Generative AI models, ranging from the compact Gemma to the advanced GPT-4, are based on transformer architecture. Instead of processing raw text like humans, transformers operate by encoding data into smaller units called “tokens.” Tokens can be words, syllables, or even individual characters. This process, called tokenization, allows AI to receive information more efficiently, but at the same time creates many limitations.

One of the main challenges is the lack of consistency in how tokens are handled. For example, the model can parse “once upon a time” into “once”, “upon”, “a”, “time”, while “once upon a ” (with a space at the end) is interpreted as “once”, “upon”, “a”, ” “. This makes it difficult for the model to understand the context and true meaning of the sentence, leading to inaccurate results.

Furthermore, distinguishing between uppercase and lowercase letters also makes a significant difference. Regarding the model, “Hello” and “HELLO” can be understood as two completely different concepts. It is this ambiguity in the way tokens are encoded that causes many AI models to fail simple capitalization tests.

According to Sheridan Feucht, a doctoral student at Northeastern University, there is no such thing as a “perfect token.” Language itself inherently contains many complex elements, and determining which is the optimal semantic unit for encoding is still a difficult problem.

The problem becomes even worse when languages ​​other than English are considered. Many current encoding methods default to spaces as word separators, but this is not suitable for languages ​​such as Chinese, Japanese, Korean, etc. According to a 2023 study by Oxford University, Inefficient language encoding can cause an AI model to take twice as long to process a task compared to English.

Users using these “token-inefficient” languages ​​are also likely to face poorer AI performance and higher usage costs as many providers charge based on the number of tokens.

Research in the same year 2023 by Yennie Jun, an AI researcher at Google DeepMind, also showed that some languages ​​need 10 times more tokens than English to convey the same meaning. This clearly shows the linguistic inequality in the AI ​​field.

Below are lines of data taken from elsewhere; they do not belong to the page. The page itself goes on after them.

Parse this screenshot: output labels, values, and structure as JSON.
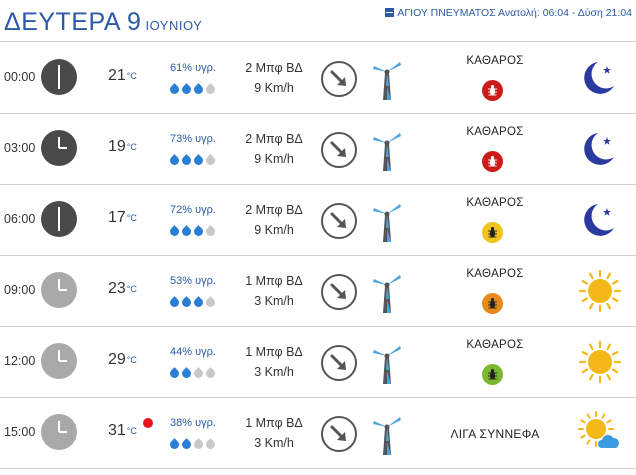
{
  "header": {
    "day_label": "ΔΕΥΤΕΡΑ 9",
    "month_label": "ΙΟΥΝΙΟΥ",
    "saint_text": "ΑΓΙΟΥ ΠΝΕΥΜΑΤΟΣ Ανατολή: 06:04  - Δύση 21:04",
    "calendar_icon": "calendar-icon"
  },
  "colors": {
    "accent_blue": "#2a5aa8",
    "clock_night": "#4a4a4a",
    "clock_day": "#a9a9a9",
    "drop_filled": "#2a7fd4",
    "drop_empty": "#c9c9c9",
    "uv_red": "#cc1a1a",
    "uv_yellow": "#f0c419",
    "uv_orange": "#e8891c",
    "uv_green": "#7ab82e",
    "hot_red": "#e6141b"
  },
  "rows": [
    {
      "time": "00:00",
      "clock": "night",
      "temp": "21",
      "unit": "°C",
      "hot": false,
      "humidity": "61% υγρ.",
      "drops_filled": 3,
      "wind_bf": "2 Μπφ ΒΔ",
      "wind_kmh": "9 Km/h",
      "condition": "ΚΑΘΑΡΟΣ",
      "uv_level": "red",
      "weather_icon": "moon-icon"
    },
    {
      "time": "03:00",
      "clock": "night",
      "temp": "19",
      "unit": "°C",
      "hot": false,
      "humidity": "73% υγρ.",
      "drops_filled": 3,
      "wind_bf": "2 Μπφ ΒΔ",
      "wind_kmh": "9 Km/h",
      "condition": "ΚΑΘΑΡΟΣ",
      "uv_level": "red",
      "weather_icon": "moon-icon"
    },
    {
      "time": "06:00",
      "clock": "night",
      "temp": "17",
      "unit": "°C",
      "hot": false,
      "humidity": "72% υγρ.",
      "drops_filled": 3,
      "wind_bf": "2 Μπφ ΒΔ",
      "wind_kmh": "9 Km/h",
      "condition": "ΚΑΘΑΡΟΣ",
      "uv_level": "yellow",
      "weather_icon": "moon-icon"
    },
    {
      "time": "09:00",
      "clock": "day",
      "temp": "23",
      "unit": "°C",
      "hot": false,
      "humidity": "53% υγρ.",
      "drops_filled": 3,
      "wind_bf": "1 Μπφ ΒΔ",
      "wind_kmh": "3 Km/h",
      "condition": "ΚΑΘΑΡΟΣ",
      "uv_level": "orange",
      "weather_icon": "sun-icon"
    },
    {
      "time": "12:00",
      "clock": "day",
      "temp": "29",
      "unit": "°C",
      "hot": false,
      "humidity": "44% υγρ.",
      "drops_filled": 2,
      "wind_bf": "1 Μπφ ΒΔ",
      "wind_kmh": "3 Km/h",
      "condition": "ΚΑΘΑΡΟΣ",
      "uv_level": "green",
      "weather_icon": "sun-icon"
    },
    {
      "time": "15:00",
      "clock": "day",
      "temp": "31",
      "unit": "°C",
      "hot": true,
      "humidity": "38% υγρ.",
      "drops_filled": 2,
      "wind_bf": "1 Μπφ ΒΔ",
      "wind_kmh": "3 Km/h",
      "condition": "ΛΙΓΑ ΣΥΝΝΕΦΑ",
      "uv_level": "",
      "weather_icon": "sun-cloud-icon"
    }
  ]
}
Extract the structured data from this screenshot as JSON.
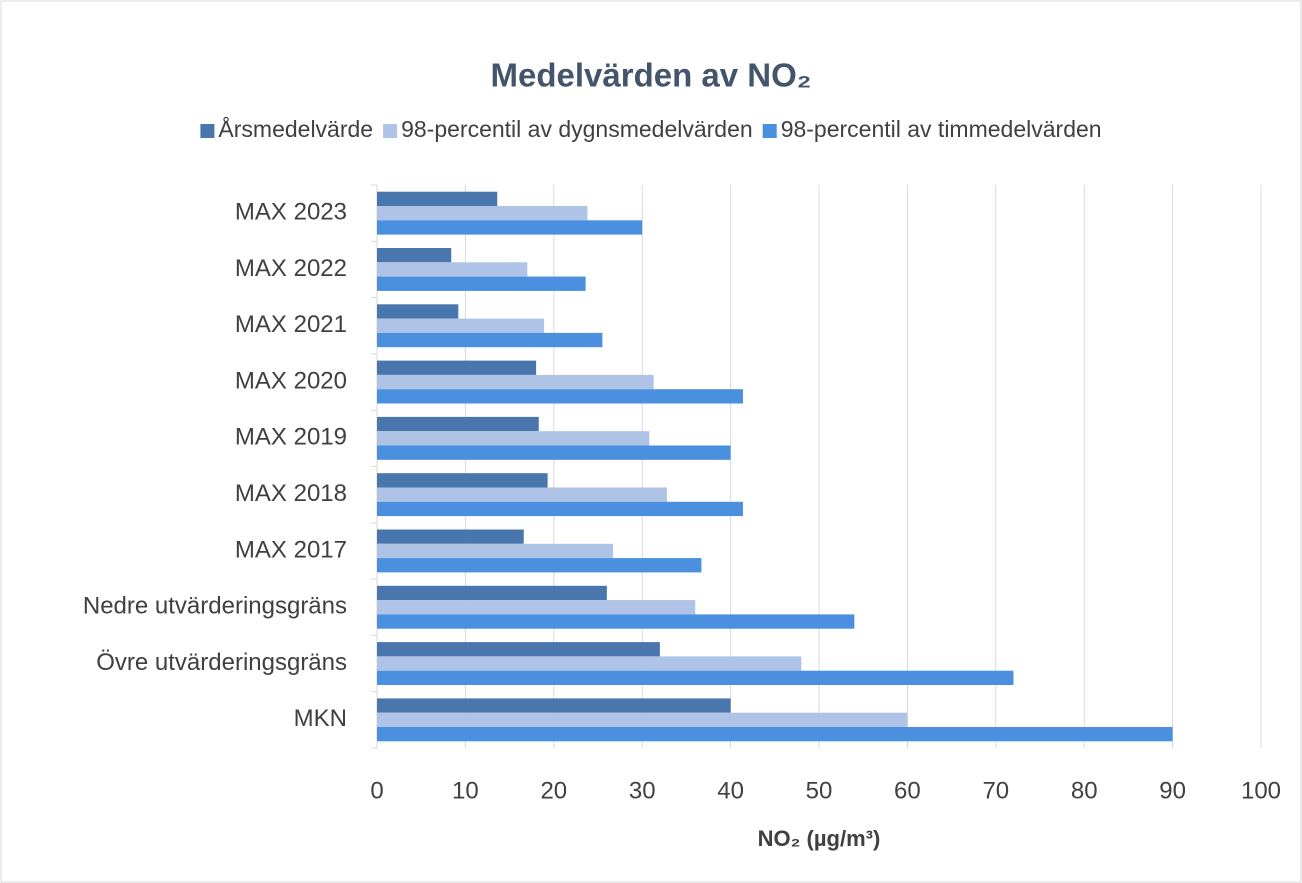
{
  "chart_data": {
    "type": "barh",
    "title": "Medelvärden av NO₂",
    "xlabel": "NO₂ (µg/m³)",
    "categories": [
      "MAX 2023",
      "MAX 2022",
      "MAX 2021",
      "MAX 2020",
      "MAX 2019",
      "MAX 2018",
      "MAX 2017",
      "Nedre utvärderingsgräns",
      "Övre utvärderingsgräns",
      "MKN"
    ],
    "series": [
      {
        "name": "Årsmedelvärde",
        "color": "#4a76ae",
        "values": [
          13.6,
          8.4,
          9.2,
          18.0,
          18.3,
          19.3,
          16.6,
          26,
          32,
          40
        ]
      },
      {
        "name": "98-percentil av dygnsmedelvärden",
        "color": "#aec3e6",
        "values": [
          23.8,
          17.0,
          18.9,
          31.3,
          30.8,
          32.8,
          26.7,
          36,
          48,
          60
        ]
      },
      {
        "name": "98-percentil av timmedelvärden",
        "color": "#4a90de",
        "values": [
          30.0,
          23.6,
          25.5,
          41.4,
          40.0,
          41.4,
          36.7,
          54,
          72,
          90
        ]
      }
    ],
    "xlim": [
      0,
      100
    ],
    "xticks": [
      0,
      10,
      20,
      30,
      40,
      50,
      60,
      70,
      80,
      90,
      100
    ],
    "grid": true,
    "legend": "top"
  }
}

In addition, tokenization is also said to be the reason why current AI models have difficulty processing mathematics. Without truly understanding numbers, the tokenizer may consider “380” as a token, but represent “381” as a pair (“38” and “1”), destroying the relationship between the digits and leading to confusion for transformer.

Inconsistent encoding of numbers makes it difficult for the model to grasp the relationships between digits in equations and mathematical formulas.

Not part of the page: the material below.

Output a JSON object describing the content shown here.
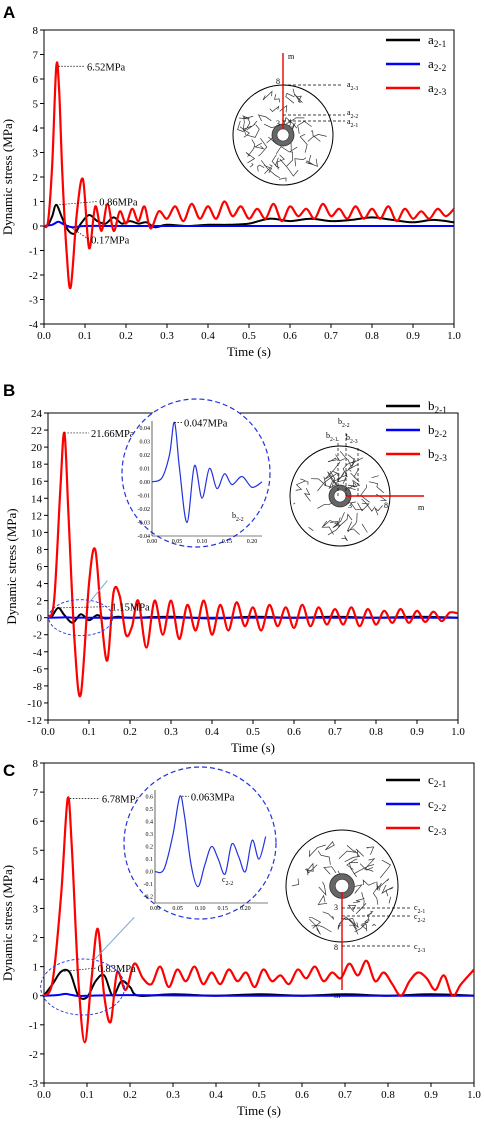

We will see that a lot of weird behaviors and problems of LLMs actually trace back to tokenization. We'll go through a number of these issues, discuss why tokenization is at fault, and why someone out there ideally finds a way to delete this stage entirely. pic.twitter.com/5haV7FvbBx

— Andrej Karpathy (@karpathy) February 20, 2024

Despite many challenges, scientists are actively researching possible solutions. “Byte-level” state space models such as MambaByte, which is capable of directly processing raw data in byte form, show outstanding potential for handling linguistic “noise” and efficient text analysis than. However, MambaByte and similar models are still in the early research stages.

According to Sheridan Feucht, “Completely eliminating tokenization is a possible path, but currently it is computationally impossible for transformers.”

The emergence of new model architectures could be the key to a breakthrough in the tokenization problem. In the immediate future, researchers continue to search for solutions to optimize tokenization for different languages, aiming for a future where AI can understand and process language naturally and effectively.